Final answer:
Equations I, II, and III are exponential functions because they have constants raised to a variable power. Equation IV is also an exponential function with a subtraction and does not fit the form of a linear equation.
Step-by-step explanation:
To determine which equations are possible solutions, we need to first understand the nature of exponential functions and linear equations. Exponential functions have the form y = a^x, where 'a' is a constant and 'x' is the exponent. Linear equations are of the form y = mx + b, where 'm' is the slope and 'b' is the y-intercept.
Analyzing the given equations:
I. y = 1/2(3)^x is an exponential function because it has a constant base of 3.
II. y = 3(1/3)^x simplifies to y = 3 × 3^(-x), which is also an exponential function with a constant base of 3.
III. y = (1/2)^(x+2) is an exponential function as it has a constant base of 1/2.
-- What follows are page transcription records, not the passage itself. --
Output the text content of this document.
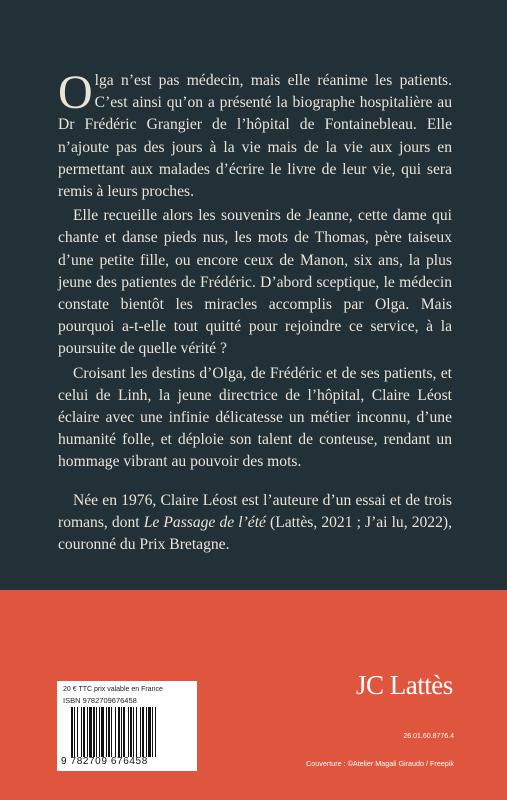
Olga n’est pas médecin, mais elle réanime les patients. C’est ainsi qu’on a présenté la biographe hospitalière au Dr Frédéric Grangier de l’hôpital de Fontainebleau. Elle n’ajoute pas des jours à la vie mais de la vie aux jours en permettant aux malades d’écrire le livre de leur vie, qui sera remis à leurs proches.

Elle recueille alors les souvenirs de Jeanne, cette dame qui chante et danse pieds nus, les mots de Thomas, père taiseux d’une petite fille, ou encore ceux de Manon, six ans, la plus jeune des patientes de Frédéric. D’abord sceptique, le médecin constate bientôt les miracles accomplis par Olga. Mais pourquoi a-t-elle tout quitté pour rejoindre ce service, à la poursuite de quelle vérité ?

Croisant les destins d’Olga, de Frédéric et de ses patients, et celui de Linh, la jeune directrice de l’hôpital, Claire Léost éclaire avec une infinie délicatesse un métier inconnu, d’une humanité folle, et déploie son talent de conteuse, rendant un hommage vibrant au pouvoir des mots.

Née en 1976, Claire Léost est l’auteure d’un essai et de trois romans, dont Le Passage de l’été (Lattès, 2021 ; J’ai lu, 2022), couronné du Prix Bretagne.

20 € TTC prix valable en France
ISBN 9782709676458
9 782709 676458
JC Lattès
26.01.60.8776.4
Couverture : ©Atelier Magali Giraudo / Freepik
IV. y = 2^x - 1 can be mistaken for a linear function, but it's an exponential function with 1 subtracted from it; hence, it does not fit the linear equation form.
Based on this analysis, the possible solutions that are exponential functions are I, II, and III. However, IV is also an exponential function, just modified by a subtraction, so it might fit depending on the context of the original question which had typos and irrelevant parts removed.